Going further, scanning Earth’s surface can help us find critical minerals. NASA’s ASTER mission uses ground imaging in many different wavelengths to help find mineral deposits. Satellite imagery could also be used to identify clusters of metal-loving plants, which can indicate the presence of metal deposits. Gravitational, magnetic, and gamma-ray surveys of earth’s surface may also help find key resources4.
Conclusion
A larger presence in orbit has several follow-on benefits.
For one, less reliance on terrestrial infrastructure will increase our robustness to disasters. Regardless of what happens on the ground, our communication and observation systems will stay intact.
Robust communications will change geopolitics. With free access to the marketplace of ideas, will propaganda lose its power? Or will states find a way to keep their citizens from seeing the sky?
I hope I live to see a night sky filled with artificial stars.

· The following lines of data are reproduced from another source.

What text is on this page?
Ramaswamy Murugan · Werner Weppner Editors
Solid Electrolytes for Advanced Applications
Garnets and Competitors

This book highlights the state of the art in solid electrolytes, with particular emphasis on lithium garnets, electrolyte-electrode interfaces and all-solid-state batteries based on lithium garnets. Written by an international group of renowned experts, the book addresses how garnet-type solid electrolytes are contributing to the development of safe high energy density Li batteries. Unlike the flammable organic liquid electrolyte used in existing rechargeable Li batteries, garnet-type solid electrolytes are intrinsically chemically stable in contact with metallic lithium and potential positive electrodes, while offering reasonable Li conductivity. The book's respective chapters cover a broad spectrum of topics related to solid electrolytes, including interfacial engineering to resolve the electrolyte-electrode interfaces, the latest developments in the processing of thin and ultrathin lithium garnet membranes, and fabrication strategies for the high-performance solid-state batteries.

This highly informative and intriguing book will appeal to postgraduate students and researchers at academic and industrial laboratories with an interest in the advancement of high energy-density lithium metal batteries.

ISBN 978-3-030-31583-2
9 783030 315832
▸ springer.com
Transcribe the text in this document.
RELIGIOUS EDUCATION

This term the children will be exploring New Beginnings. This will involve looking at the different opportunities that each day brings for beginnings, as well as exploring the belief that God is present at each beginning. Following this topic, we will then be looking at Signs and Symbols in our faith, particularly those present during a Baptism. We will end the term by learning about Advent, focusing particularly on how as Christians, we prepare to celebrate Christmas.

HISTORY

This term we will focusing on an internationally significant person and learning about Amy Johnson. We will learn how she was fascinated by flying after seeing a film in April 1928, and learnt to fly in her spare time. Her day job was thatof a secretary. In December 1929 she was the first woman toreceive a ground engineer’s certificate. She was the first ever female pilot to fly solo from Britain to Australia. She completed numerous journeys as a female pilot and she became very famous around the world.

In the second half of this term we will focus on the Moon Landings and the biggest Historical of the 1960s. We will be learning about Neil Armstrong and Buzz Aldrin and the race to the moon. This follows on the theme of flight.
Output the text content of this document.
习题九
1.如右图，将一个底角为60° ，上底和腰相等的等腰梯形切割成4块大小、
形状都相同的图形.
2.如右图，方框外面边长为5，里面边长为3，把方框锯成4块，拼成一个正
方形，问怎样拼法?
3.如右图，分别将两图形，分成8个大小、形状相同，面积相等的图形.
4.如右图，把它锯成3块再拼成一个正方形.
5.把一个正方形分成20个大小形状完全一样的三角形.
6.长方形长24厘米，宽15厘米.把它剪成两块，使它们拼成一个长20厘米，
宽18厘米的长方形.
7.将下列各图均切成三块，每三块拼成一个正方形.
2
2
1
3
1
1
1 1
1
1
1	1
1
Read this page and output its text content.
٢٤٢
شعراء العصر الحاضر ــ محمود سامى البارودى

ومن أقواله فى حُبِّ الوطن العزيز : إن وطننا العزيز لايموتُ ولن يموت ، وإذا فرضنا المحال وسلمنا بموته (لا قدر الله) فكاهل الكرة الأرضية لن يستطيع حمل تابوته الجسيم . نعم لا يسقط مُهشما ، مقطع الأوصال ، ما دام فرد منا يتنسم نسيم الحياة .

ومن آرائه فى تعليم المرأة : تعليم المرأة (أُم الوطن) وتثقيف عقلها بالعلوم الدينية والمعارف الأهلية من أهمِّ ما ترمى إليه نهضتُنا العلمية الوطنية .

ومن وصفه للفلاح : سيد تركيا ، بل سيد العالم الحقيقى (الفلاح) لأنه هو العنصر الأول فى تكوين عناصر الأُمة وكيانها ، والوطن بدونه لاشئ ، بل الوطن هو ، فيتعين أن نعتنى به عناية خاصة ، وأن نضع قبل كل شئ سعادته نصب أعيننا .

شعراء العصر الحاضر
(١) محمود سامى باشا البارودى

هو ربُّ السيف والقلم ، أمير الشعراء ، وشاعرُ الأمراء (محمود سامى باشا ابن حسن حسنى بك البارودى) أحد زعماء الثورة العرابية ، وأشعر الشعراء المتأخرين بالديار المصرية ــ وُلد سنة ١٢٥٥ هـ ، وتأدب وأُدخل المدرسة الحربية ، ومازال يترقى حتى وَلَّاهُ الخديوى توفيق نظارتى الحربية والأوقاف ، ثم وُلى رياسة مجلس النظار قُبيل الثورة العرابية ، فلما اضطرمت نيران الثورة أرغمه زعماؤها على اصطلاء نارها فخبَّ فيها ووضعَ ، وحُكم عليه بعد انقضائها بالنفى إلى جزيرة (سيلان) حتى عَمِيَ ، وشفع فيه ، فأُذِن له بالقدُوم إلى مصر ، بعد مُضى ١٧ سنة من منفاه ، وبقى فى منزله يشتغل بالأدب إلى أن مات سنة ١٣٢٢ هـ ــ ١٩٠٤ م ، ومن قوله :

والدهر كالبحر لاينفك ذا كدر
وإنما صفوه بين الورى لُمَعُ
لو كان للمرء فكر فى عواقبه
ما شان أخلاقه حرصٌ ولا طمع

Growing our presence in orbit will revolutionize the way we communicate with each other and provide new view of our atmosphere, terrain, and ecosystem. A healthy industry in orbit will give us a platform to climb towards the Moon, Mars and beyond.
Appendix: Other revenue sources in space
Space tourism and entertainment. Who’s going to be the first space influencer?
Space art, advertising, and burials
Speculative investment in space mining and exploration by corporations, governments, and civilian groups.
Building a Moon base. Both the U.S. and China have plans to land humans on the moon by 2030. Establishing manufacturing on the moon could make it much easier to build and repair satellites, eliminating the need to launch material from Earth’s surface. If space tethers are used, it may actually make sense to mine the moon to some degree (for lithium, lithium-6, helium-3 and precious metals) since tethers need a falling counterweight to provide rotational inertia. Falling moon rocks can also provide an enormous amount of gravitational energy.
Placing shades in orbit or heating parts of Earth’s atmosphere might give us control over local weather conditions.
Lagrange points might be a good place to conduct dangerous experiments such as nuclear research, pathogen research, and high-energy particle physics.
Space weapons
Missile defense
Travel and shipping: rockets can take you anywhere on Earth in under an hour, just saying. EDIT: see my post Rocketplanes and the company Outpost space, which aims to use orbital depots for fast delivery.
GPS for everything. Find lost items, track inventory, guide robots, etc.
More speculatively, can satellites offer cryptographic proof of someone’s location? This has applications for location-based authentication, criminal law, e-commerce, and integrating sensor data (see also: FOAM Maps).
EDIT: Reflect orbital is trying to use orbiting mirrors to increase the productivity of solar farms.
Satellite communications can even benefit ordinary transactions. Bank transfers and credit transactions can run with lower latency less infrastructure. Blockchains and cryptocurrency markets would benefit for similar reasons.
Combine that with quantum communication and you get the even more exotic relativistic quantum communication.
Another use for satellites and space stations is interactive prover systems. Since it’s hard to communicate through the Earth, the light-speed delay might allow for using the no-signalling principle for interactive provers and relativistic cryptography. However, this seems mostly like an academic interest.
Could we look even deeper? Subatomic particles such as neutrinos and muons can pass through massive amounts of rock. Neutrino detection is difficult, but perhaps a satellite generated muon beam could glance through the earth’s surface and be observed by a second satellite, producing deep subsurface images.